Here are the statistics:

  • 75% of teens have a cell phone
  • 73% of teens are on a social media website like Facebook, Twitter, and Myspace
  • 93% of teens spend time online
  • a typical teen sends anywhere between 50-100 texts everyday… sometimes even more

Sure, not all teens are addicted, and not all of you even have Facebook and a cell phone. But the numbers are high and they are continuing to get higher.

Texting and social media sites are great. They are quick, easy, and super convenient. Sometimes you might not have time to call your friend to see if they want to hang out later, or you aren’t sure if they’re busy at that moment and might not be able to answer the phone. It’s fun seeing pictures your friend posts of Facebook, especially the friends that moved away or you might not be able to see very often. Catching up with someone via texting can be convenient when you’re both busy and have different schedules. There’s nothing wrong with texting or social media… as long as you don’t become addicted to it.

A lot of teens today tend to rely on texting and Facebook too much instead of engaging in face-to-face conversations. Some people text friends all night long who they’ve never spoken to at school, or maybe the only thing they’ve said to each other in person is “hi” as they pass in the halls. Some people Facebook their boyfriend/girlfriend instead of going out on dates. Some people even text someone they’re sitting right next to instead of actually talking to them.

With that being said, teens are having a hard time developing social skills. Hiding behind the internet and texting is causing them to not develop communication skills they need for jobs, relationships, school, and life in general. When you need to confront somebody and have a tough conversation, it sure is easy to just text them about it, but that won’t do you any good when someday you have a disagreement with your spouse or somebody at work. Will you feel too awkward and uncomfortable talking to them about it in person?

“Texting and Facebook friendships” also usually lack depth, meaning you probably aren’t as close with that person as you think you are. You can text someone 100 times every single day, but if you can’t have a real conversation with them in person, you aren’t really friends. It’s better to have quality over quantity: more real friends that you hang out with and talk to in real life as opposed to having tons of friends text you everyday. If something happens to you and you’re upset, would you rather text someone about it, or have someone be with you who you can talk to and hug and cry with?

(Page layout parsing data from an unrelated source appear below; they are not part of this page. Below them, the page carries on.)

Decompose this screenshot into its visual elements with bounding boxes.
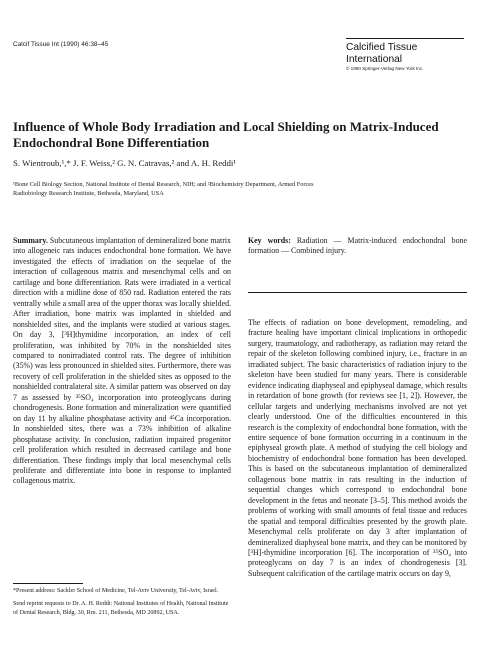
footnote-present-address: *Present address: Sackler School of Medicine, Tel-Aviv University, Tel-Aviv, Israel. xyxy=(13,588,219,594)
keywords-section xyxy=(248,236,467,257)
keywords-text: Radiation — Matrix-induced endochondral bone formation — Combined injury. xyxy=(248,236,467,256)
journal-name-line2: International xyxy=(346,53,403,65)
introduction-paragraph: The effects of radiation on bone development, remodeling, and fracture healing have important clinical implications in orthopedic surgery, traumatology, and radiotherapy, as radiation may retard the repair of the skeleton following combined injury, i.e., fracture in an irradiated subject. The basic characteristics of radiation injury to the skeleton have been studied for many years. There is considerable evidence indicating diaphyseal and epiphyseal damage, which results in retardation of bone growth (for reviews see [1, 2]). However, the cellular targets and underlying mechanisms involved are not yet clearly understood. One of the difficulties encountered in this research is the complexity of endochondral bone formation, with the entire sequence of bone formation occurring in a continuum in the epiphyseal growth plate. A method of studying the cell biology and biochemistry of endochondral bone formation has been developed. This is based on the subcutaneous implantation of demineralized collagenous bone matrix in rats resulting in the induction of sequential changes which correspond to endochondral bone development in the fetus and neonate [3–5]. This method avoids the problems of working with small amounts of fetal tissue and reduces the spatial and temporal difficulties presented by the growth plate. Mesenchymal cells proliferate on day 3 after implantation of demineralized diaphyseal bone matrix, and they can be monitored by [³H]-thymidine incorporation [6]. The incorporation of ³⁵SO₄ into proteoglycans on day 7 is an index of chondrogenesis [3]. Subsequent calcification of the cartilage matrix occurs on day 9, xyxy=(248,318,467,578)
affiliation-line2: Radiobiology Research Institute, Bethesda, Maryland, USA xyxy=(13,189,164,197)
footnote-rule xyxy=(13,583,83,584)
summary-label: Summary. xyxy=(13,236,48,245)
article-title-line2: Endochondral Bone Differentiation xyxy=(13,134,210,150)
summary-section xyxy=(13,236,231,487)
introduction-section xyxy=(248,318,467,579)
journal-masthead xyxy=(346,38,464,71)
summary-text: Subcutaneous implantation of demineralized bone matrix into allogeneic rats induces endochondral bone formation. We have investigated the effects of irradiation on the sequelae of the interaction of collagenous matrix and mesenchymal cells and on cartilage and bone differentiation. Rats were irradiated in a vertical direction with a midline dose of 850 rad. Radiation entered the rats ventrally while a small area of the upper thorax was locally shielded. After irradiation, bone matrix was implanted in shielded and nonshielded sites, and the implants were studied at various stages. On day 3, [³H]thymidine incorporation, an index of cell proliferation, was inhibited by 70% in the nonshielded sites compared to nonirradiated control rats. The degree of inhibition (35%) was less pronounced in shielded sites. Furthermore, there was recovery of cell proliferation in the shielded sites as opposed to the nonshielded contralateral site. A similar pattern was observed on day 7 as assessed by ³⁵SO₄ incorporation into proteoglycans during chondrogenesis. Bone formation and mineralization were quantified on day 11 by alkaline phosphatase activity and ⁴⁵Ca incorporation. In nonshielded sites, there was a 73% inhibition of alkaline phosphatase activity. In conclusion, radiation impaired progenitor cell proliferation which resulted in decreased cartilage and bone differentiation. These findings imply that local mesenchymal cells proliferate and differentiate into bone in response to implanted collagenous matrix. xyxy=(13,236,231,486)
affiliation-line1: ¹Bone Cell Biology Section, National Institute of Dental Research, NIH; and ²Biochemistry Department, Armed Forces xyxy=(13,181,314,188)
keywords-label: Key words: xyxy=(248,236,291,245)
article-title-line1: Influence of Whole Body Irradiation and Local Shielding on Matrix-Induced xyxy=(13,119,439,134)
journal-copyright: © 1990 Springer-Verlag New York Inc. xyxy=(346,66,424,71)
journal-citation: Calcif Tissue Int (1990) 46:38–45 xyxy=(13,41,109,48)
footnote-reprint-requests: Send reprint requests to Dr. A. H. Reddi: National Institutes of Health, National Institute of Dental Research, Bldg. 30, Rm. 211, Bethesda, MD 20892, USA. xyxy=(13,600,229,616)
keywords-rule xyxy=(248,292,467,293)
journal-name-line1: Calcified Tissue xyxy=(346,42,418,53)
footnotes xyxy=(13,587,231,617)
article-authors: S. Wientroub,¹,* J. F. Weiss,² G. N. Catravas,² and A. H. Reddi¹ xyxy=(13,158,236,168)
summary-paragraph xyxy=(13,236,231,487)
article-title xyxy=(13,119,468,150)
keywords-paragraph xyxy=(248,236,467,257)
masthead-rule xyxy=(346,38,464,39)
author-affiliations xyxy=(13,181,468,198)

Another thing about texting and messaging is it’s really easy for things you say to be misconstrued. When someone’s reading a message, it’s sometimes hard to tell if their friend is teasing them or joking with them, or if they’re being serious. But in person, you can hear in the person’s voice and see in their actions whether they’re joking or not. A lot of fights can start because of messaging.

Just like drugs and alcohol, if you continue to text or go on Facebook constantly, it can become a serious addiction. Your brain can become used to using technology so much, and even want to use it more and more. So be careful to only text and go on Facebook in moderation.

Especially with Christmas is coming up, try setting your phone down for a few days (or even just a few hours) and spend some quality time with your friends and family instead of hiding behind your phone. Engage in real conversations, watch movies together, play games together, go for a walk, go to the mall, share meals together. There are plenty of ways to spend quality time with those around you!